Move review: Prisoners
It's difficult not to like Hugh Jackman; he's one of those actors with a larger than life personality, who also just happens to be very watchable. Yes, even it means watching him either in a stinking pile of poo or watching him play Wolverine for the umpteenth; or in the case of his most recent outing as the clawed one, both.
So when he finally gets around to making a film actually worth watching, all is briefly right with the world.
Out in the burbs of Pennsylvania, carpenter Keller Dover (Jackman), his wife Grace (Maria Bello) and two kids Anna (Erin Gerasimovich) and Ralph (Dylan Minnette) are spending Thanksgiving over at their neighbours the Birch's – Franklin (Terrence Howard) and Nancy (Viola Davis) and their two daughters Eliza (Zoe Borde) and Joy (Kyla Drew Simmons).
It's a long old day, and youngsters Anna and Joy soon get bored; Anna asks her parents if she can pop back to their house with Joy, and they agree as long as her older brother goes with them.

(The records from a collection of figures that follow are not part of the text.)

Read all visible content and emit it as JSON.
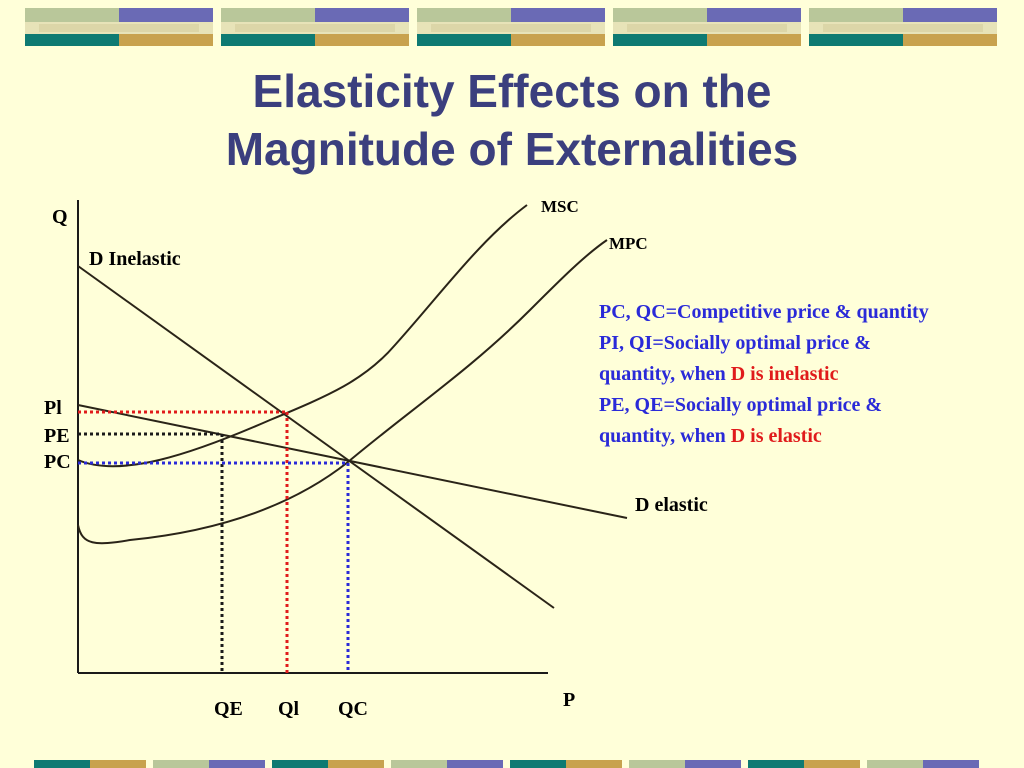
{
  "title": {
    "line1": "Elasticity Effects on the",
    "line2": "Magnitude of Externalities"
  },
  "axes": {
    "y_label": "Q",
    "x_label": "P"
  },
  "curve_labels": {
    "msc": "MSC",
    "mpc": "MPC",
    "d_inelastic": "D Inelastic",
    "d_elastic": "D elastic"
  },
  "price_labels": {
    "pi": "Pl",
    "pe": "PE",
    "pc": "PC"
  },
  "quantity_labels": {
    "qe": "QE",
    "qi": "Ql",
    "qc": "QC"
  },
  "legend": {
    "line1": "PC, QC=Competitive price & quantity",
    "line2": "PI, QI=Socially optimal price &",
    "line3_prefix": "quantity, when ",
    "line3_highlight": "D is inelastic",
    "line4": "PE, QE=Socially optimal price &",
    "line5_prefix": "quantity, when ",
    "line5_highlight": "D is elastic"
  },
  "colors": {
    "background": "#FFFFD9",
    "title": "#3B3F7E",
    "legend_text": "#2A2AD8",
    "legend_highlight": "#E01B1B",
    "pi_guide": "#E01B1B",
    "pe_guide": "#1A1A1A",
    "pc_guide": "#2A2AD8",
    "deco_teal": "#0E7A72",
    "deco_gold": "#C8A24E",
    "deco_purple": "#6A6AB5",
    "deco_sage": "#B9C79A"
  }
}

After a while both parents notice that it's been a little quiet and wonder were the girls have gone. When they speak to Ralph and Eliza, they realise that the young girls just decided t go to the other house by themselves.
Keller rushes home, to find no trace of the girls, and after checking the surrounding area it becomes frighteningly obvious they are missing, so they call the police. Called in to investigate is Detective Loki (Jake Gyllenhaal); although he may well be a small town kinda cop, Loki has the perfect record when it comes to solving crimes.
But as hours slip away, Keller starts to lose faith in the police finding the criminal, and decides to step over the line and take matters into his own hands.
For French Canadian director Denis Villeneuve, this is the closest foray yet into Hollywood, with his top notch cast, that also includes Paul Dano and Oscar-winning actress Melissa Leo. But as you would expect from the director of such sublime titles as Incendies, these added A-listers don't compromise his artistic vision; in fact it's fair to say that their inclusion only enhances it.
As premises go, it would be understandable to consider this another Taken: man's daughter gets abducted, he does all he can to get her back. The good news is however, that other than a similar storyline, these two films are polar opposites apart.
Villeneuve has a real knack for delving into the psyche of his characters. Much of the time this is projected by their emotional state rather by any words they say. Both Jackman and Gyllenhaal really don't have that much in the way of dialogue, but spend an incredible amount of time emoting their way through scenes, otherwise known as acting. Much of it is subtle and understated, with the only exception being that of Gyllenhaal's excessive eye-twitching. Dano in particular gives yet another sharp performance as a social reject.
Despite the film's worrying length –just shy of three hours – Villeneuve delivers his story with just enough intrigue that draws you in and holds your attention every minute of the way. Which is quite impressive, as not only does most of the film takes place in the pouring rain, it's also devoid of any kind of action sequences whatsoever.
What the film does have in abundance however, is edge, which is exactly where you'll be on your seat for the majority of the time. It's a dark journey, but one that is thoroughly absorbing.